Here's the job search scenario: you apply for a job -- or approached for a job -- and you start going through the interview gauntlet. At the end of it all, you look at the interviews, you look at the work, you are really happy with how well you performed in the interviews -- but this little nagging voice sticks in the back of your mind. Back in the day, it is like kissing your sister when you were, instead, hoping for romance.
You should listen to that little voice. It is telling you that the company is telling you to take this job or shove it. Not you saying "take this job AND shove it," but the company saying "take this job OR shove it." You see, in most places, jobs are tough to get.

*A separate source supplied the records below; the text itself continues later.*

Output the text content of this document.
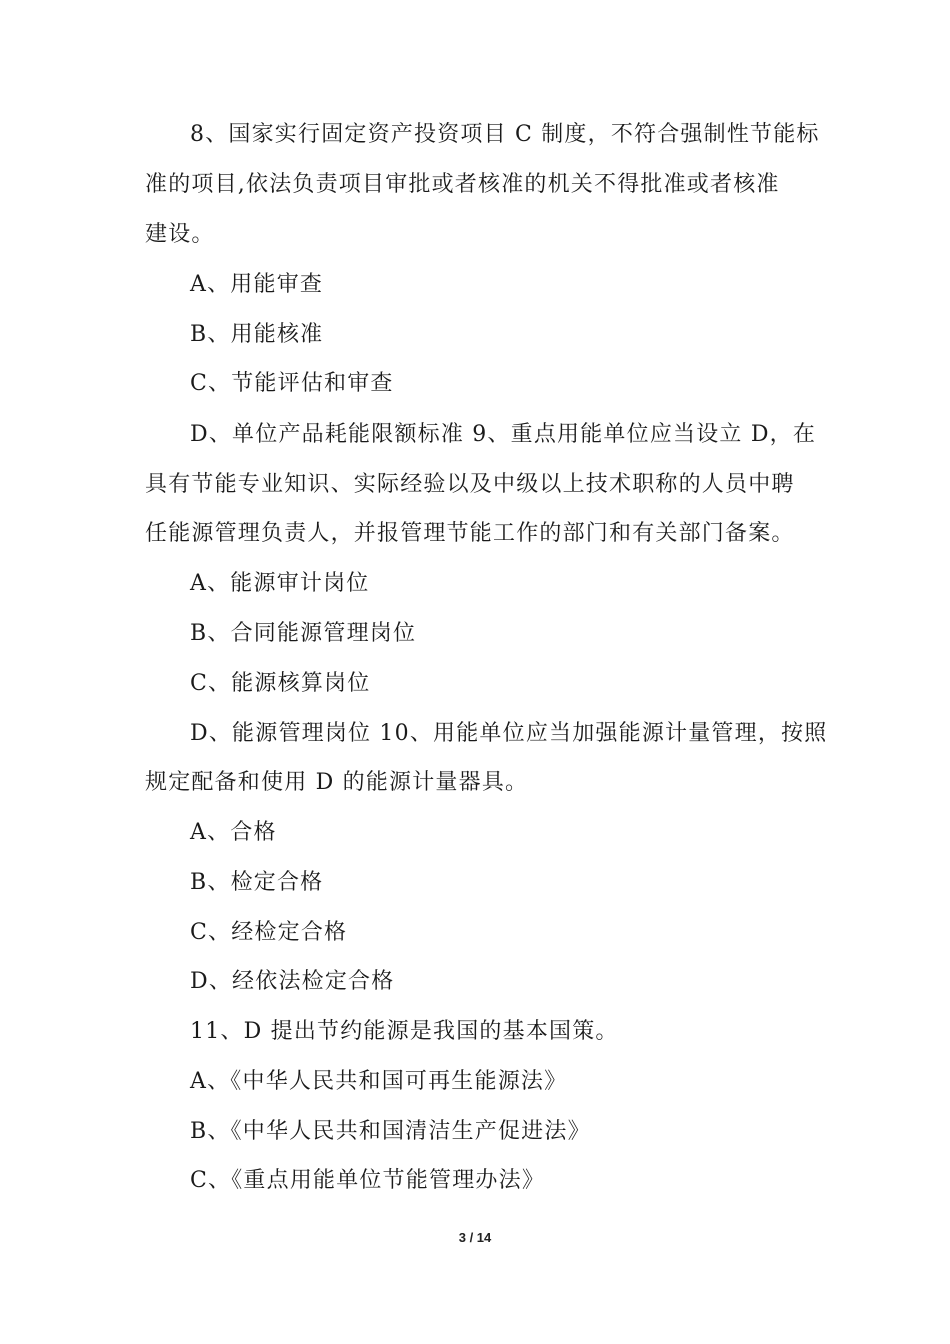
8、国家实行固定资产投资项目 C 制度，不符合强制性节能标
准的项目,依法负责项目审批或者核准的机关不得批准或者核准
建设。
A、用能审查
B、用能核准
C、节能评估和审查
D、单位产品耗能限额标准 9、重点用能单位应当设立 D，在
具有节能专业知识、实际经验以及中级以上技术职称的人员中聘
任能源管理负责人，并报管理节能工作的部门和有关部门备案。
A、能源审计岗位
B、合同能源管理岗位
C、能源核算岗位
D、能源管理岗位 10、用能单位应当加强能源计量管理，按照
规定配备和使用 D 的能源计量器具。
A、合格
B、检定合格
C、经检定合格
D、经依法检定合格
11、D 提出节约能源是我国的基本国策。
A、《中华人民共和国可再生能源法》
B、《中华人民共和国清洁生产促进法》
C、《重点用能单位节能管理办法》
3 / 14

Lots of competition for jobs. Companies and recruiters think they don't have to sell you on why you should work with them -- just be happy you have a job, thank-you-very-much.
Companies lose out on good talent when that happens. As Fistful of Talent notes:
I was speaking to a friend the other day who had been in the process of interviewing at a large software company (not Microsoft, in case you were wondering). During this process, she remained interested in the position, but was still a little unsure if the grass was greener there than at her current company. Before getting to the final interview day though, she pulled herself out of the process - so, of course, I had to ask her "Why?"
"I didn't feel like I was being recruited. They acted like I should have needed them a little too much," was her response.
That is the precise attitude you should have as a job candidate: if you are not recruited, alarm bells go off in your head about how well you will fit into the company culture. The alarm bells get louder the more "they acted like I should have needed them" it gets.
To be clear, sometimes you have to ignore those alarm bells. A job after being out of work for a year? Offered a job inside the company instead of a layoff? It makes sense to ignore the alarm bells -- but not forget them. The alarm bells are right.
Work is a two-way street, not the graciousness of the corporation in allowing you the privilege of working for them to help meet their goals.
You need the real deal. Not kissing your sister.